Soon to be ex-MP Merv Tweed will be CEO of Omnitrax, owners of Hudson Bay rail line and the Port of Churchill (pictured above), which may soon ship oil by train to the port. Photo by Ansgar Walk
Listen to Roger Currie’s commentary on Merv Tweed’s new job
Timing is everything in politics. Merv Tweed has been the Member of Parliament for Brandon Souris since 2004. Like many of Stephen Harper’s backbenchers, he has been mostly ‘invisible’. He is leaving his seat at the end of the month, and few people outside of his riding would ever have noticed, were it not for the job that Merv is going to next.
He has been hired as the new CEO of Omnitrax Canada. That’s the Canadian arm of a Colorado company that owns the Hudson Bay rail line and the Port of Churchill.

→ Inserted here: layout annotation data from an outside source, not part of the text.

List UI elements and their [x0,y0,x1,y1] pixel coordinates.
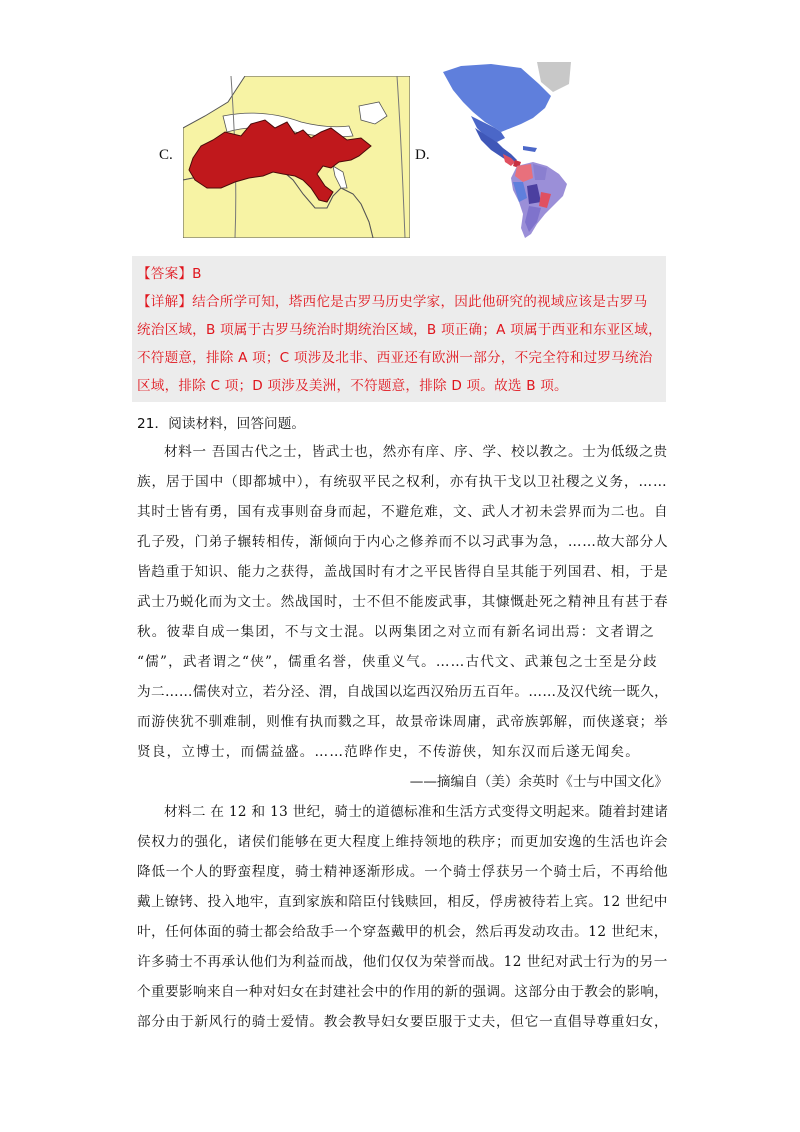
material-one-line: “儒”，武者谓之“侠”，儒重名誉，侠重义气。……古代文、武兼包之士至是分歧 [137,654,658,670]
material-two-line: 降低一个人的野蛮程度，骑士精神逐渐形成。一个骑士俘获另一个骑士后，不再给他 [137,864,669,880]
material-one-line: 秋。彼辈自成一集团，不与文士混。以两集团之对立而有新名词出焉：文者谓之 [137,624,655,640]
material-two-line: 材料二 在 12 和 13 世纪，骑士的道德标准和生活方式变得文明起来。随着封建诸 [164,804,669,820]
material-one-line: 贤良，立博士，而儒益盛。……范晔作史，不传游侠，知东汉而后遂无闻矣。 [137,744,640,760]
material-two-line: 部分由于新风行的骑士爱情。教会教导妇女要臣服于丈夫，但它一直倡导尊重妇女， [137,1014,669,1030]
option-c-map [183,76,410,238]
material-one-source: ——摘编自（美）余英时《士与中国文化》 [409,774,668,790]
map-americas-icon [441,62,573,240]
material-one-line: 材料一 吾国古代之士，皆武士也，然亦有庠、序、学、校以教之。士为低级之贵 [164,444,668,460]
material-two-line: 个重要影响来自一种对妇女在封建社会中的作用的新的强调。这部分由于教会的影响， [137,984,669,1000]
material-one-line: 孔子殁，门弟子辗转相传，渐倾向于内心之修养而不以习武事为急，……故大部分人 [137,534,669,550]
material-two-line: 许多骑士不再承认他们为利益而战，他们仅仅为荣誉而战。12 世纪对武士行为的另一 [137,954,668,970]
answer-line: 【答案】B [137,266,202,282]
material-one-line: 而游侠犹不驯难制，则惟有执而戮之耳，故景帝诛周庸，武帝族郭解，而侠遂衰；举 [137,714,669,730]
explanation-line: 【详解】结合所学可知，塔西佗是古罗马历史学家，因此他研究的视域应该是古罗马 [137,294,648,310]
explanation-line: 不符题意，排除 A 项；C 项涉及北非、西亚还有欧洲一部分，不完全符和过罗马统治 [137,350,653,366]
explanation-line: 区域，排除 C 项；D 项涉及美洲，不符题意，排除 D 项。故选 B 项。 [137,378,568,394]
material-two-line: 侯权力的强化，诸侯们能够在更大程度上维持领地的秩序；而更加安逸的生活也许会 [137,834,669,850]
material-one-line: 族，居于国中（即都城中），有统驭平民之权利，亦有执干戈以卫社稷之义务，…… [137,474,668,490]
option-d-label: D. [415,147,430,163]
material-two-line: 叶，任何体面的骑士都会给敌手一个穿盔戴甲的机会，然后再发动攻击。12 世纪末， [137,924,668,940]
material-one-line: 为二……儒侠对立，若分泾、渭，自战国以迄西汉殆历五百年。……及汉代统一既久， [137,684,669,700]
material-one-line: 武士乃蜕化而为文士。然战国时，士不但不能废武事，其慷慨赴死之精神且有甚于春 [137,594,669,610]
option-d-map [441,62,573,240]
map-north-africa-middle-east-icon [183,76,410,238]
material-one-line: 其时士皆有勇，国有戎事则奋身而起，不避危难，文、武人才初未尝界而为二也。自 [137,504,669,520]
option-c-label: C. [159,147,173,163]
material-two-line: 戴上镣铐、投入地牢，直到家族和陪臣付钱赎回，相反，俘虏被待若上宾。12 世纪中 [137,894,668,910]
question-header: 21．阅读材料，回答问题。 [137,416,306,432]
material-one-line: 皆趋重于知识、能力之获得，盖战国时有才之平民皆得自呈其能于列国君、相，于是 [137,564,669,580]
explanation-line: 统治区域，B 项属于古罗马统治时期统治区域，B 项正确；A 项属于西亚和东亚区域， [137,322,662,338]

Until last fall, Merv Tweed chaired the Commons Transport Committee and had fairly cozy dealings with the Omnitrax people. There will undoubtedly be some huffing and puffing about conflict of interest, etc.
It might not have lasted more than one news cycle, until we learned about the company’s future plans. They want to use the wobbly rail line that crosses permafrost to ship lots more oil through Churchill. It sounds like a plan that has been in the works for quite some time.
Good old Merv was probably chatting up the Denver boys back in early July when disaster struck in a beautiful little Quebec town called Lac-Mégantic. In the aftermath of that tragedy which killed 47 people and poisoned the local lake, we learned that the shipment of crude oil by rail in Canada has increased dramatically in just a few short years, and we ain’t seen nothing yet.
Churchill has been a grain export terminal since 1927, but it has always been a struggle. Ships rarely get moving until the end of July, and the season only lasts about three months. Global warming is extending that a little, but ramping up oil shipments will make things very interesting.
If Merv Tweed was looking for a soft touch as heads towards retirement, he may have another thing coming. Like I said, timing is everything.